The drivers of these decisions are multifaceted. The legal risk is huge. General counsel is like, “Are we going to get sued if we have these tanks?” You will lose sleep over such questions. Media scrutiny is also terrifying; No one wants their company in negative headlines.

But risk alone does not drive behavior. Fees are important. And with bitcoin capital markets, they are very important now. More than $13 billion in crypto-related derivatives were issued in 2024, most of which came in the last quarter, according to IFR data. This translates into a payout pool that he estimates will be at least $200mm. And MicroStrategy is paying a 2 percent fee to banks handling the sale of its $21 billion equity offering. That kind of disposable income makes maintaining a good reputation feel like a luxury.
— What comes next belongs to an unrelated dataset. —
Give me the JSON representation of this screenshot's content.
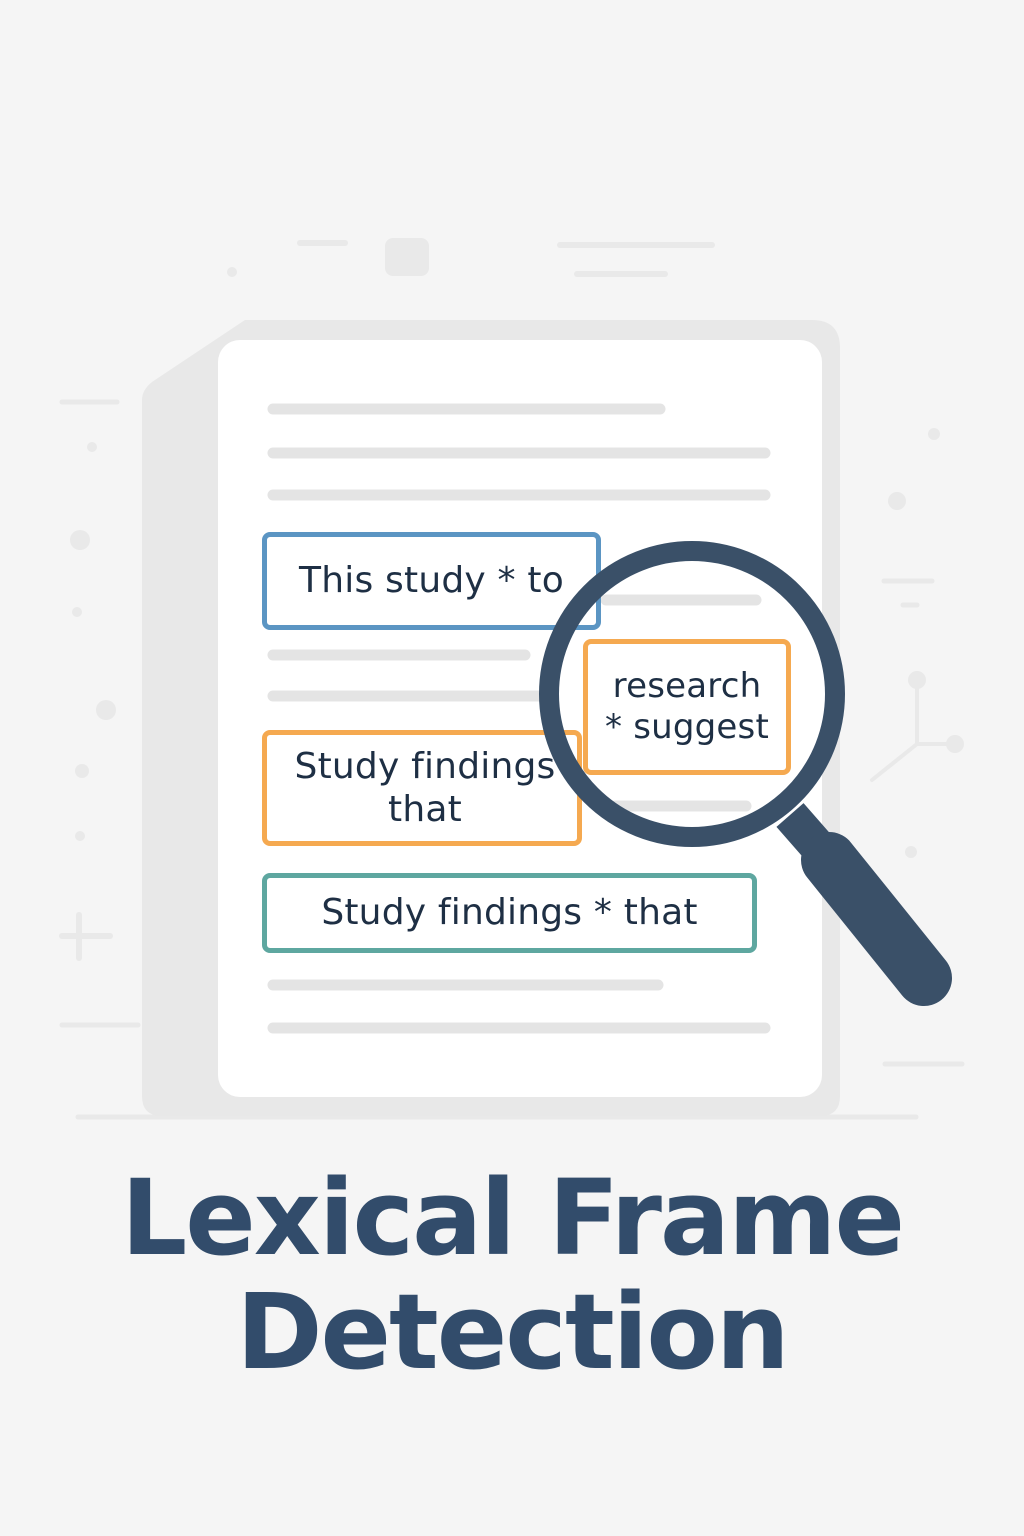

There is an unwritten code of courtesy in banking. Some businesses – such as adult entertainment – are prohibited even if they are perfectly legal. Cannabis companies have also struggled to convince big-name banks to underwrite their offerings. His refusal did not arise from moral outrage; It’s pure optics. Bankers know that some businesses invite more public heat than they deserve.

But once a few banks breach their standards, the pressure mounts for others to follow suit. It is safer to move as a pack; No bank will be identified if an error occurs. Competitiveness also plays a role. No banker wants to explain to their superiors why they missed their budget targets or fell down the league tables.

In short, engagement isn’t a judgment on crypto, but rather an indication of how investment banks weigh the three Rs of deal selection: risk, reward, and reputation. In an ongoing process of readjustment, senior leaders are balancing legal exposure, media backlash, regulatory risk, and competitive pressures to determine where the “respectable” boundary lies. As Bitcoin moves from edge to edge, big banks are adding to the platform one deal at a time.